GNR : l’arrêt de la détaxation se profile
80 % d’exploitations produisant de l’énergie, solaire et méthanisation en tête. Plus d’un tracteur sur 2 fonctionnant au bioGNV, les petits à l’électricité et les plus gros au GNR ou rétrofités au B100 (biodiesel 100 % végétal). Voici le scénario préféré du législateur, a expliqué lors de l’AG de la Fédération régionale des cuma de Nouvelle-Aquitaine Mehdi Miftah, chargé de mission Energie au sein de la Fédération nationale des cuma.
Il s’est basé pour dresser ce panorama sur un rapport du CGAAER, titré : « Décarboner 100 % de l’énergie utilisée en agriculture horizon 2050: c’est possible« , publié fin 2022, et passé relativement inaperçu… sauf du côté du gouvernement : une bonne partie des propositions relatives au scénario le plus poussé, baptisé « les énergiculteurs », ont été reprises « mot pour mot » dans le projet de loi de finances. Notamment celle de l’arrêt de la détaxation du GNR d’ici à 10 ans, compensée par une aide aux investissements.

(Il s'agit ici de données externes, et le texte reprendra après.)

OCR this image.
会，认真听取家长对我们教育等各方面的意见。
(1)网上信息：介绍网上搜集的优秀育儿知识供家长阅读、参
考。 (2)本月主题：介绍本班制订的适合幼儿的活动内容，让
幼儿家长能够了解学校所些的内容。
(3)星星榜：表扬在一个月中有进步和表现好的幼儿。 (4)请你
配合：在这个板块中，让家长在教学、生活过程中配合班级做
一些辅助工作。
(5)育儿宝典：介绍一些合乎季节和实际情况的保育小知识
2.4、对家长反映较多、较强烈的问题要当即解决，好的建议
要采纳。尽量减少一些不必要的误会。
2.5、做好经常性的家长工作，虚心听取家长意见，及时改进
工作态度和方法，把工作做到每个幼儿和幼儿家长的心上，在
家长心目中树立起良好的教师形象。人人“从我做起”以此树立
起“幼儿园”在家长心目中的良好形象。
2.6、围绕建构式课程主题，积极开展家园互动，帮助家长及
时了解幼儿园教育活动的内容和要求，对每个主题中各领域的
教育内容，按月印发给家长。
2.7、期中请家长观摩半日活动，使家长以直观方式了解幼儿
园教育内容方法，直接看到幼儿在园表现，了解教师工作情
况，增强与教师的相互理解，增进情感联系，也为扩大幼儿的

Parmi les autres propositions qui devraient se matérialiser à court terme : le développement de l’offre GNV et le rétrofit pour le biodiesel B100, avec les constructeurs. Le déploiement de stations bioGNV en zones rurales. L’assouplissement des règles pour le photovoltaïque à petite échelle et l’autoconsommation. Font encore l’objet de débats la définition d’un écorégime « neutralité carbone » dans la future PAC. Et d’éventuels assouplissements réglementaires pour la distribution de bioGNV par de petits méthaniseurs (avec retrait de la TICGN).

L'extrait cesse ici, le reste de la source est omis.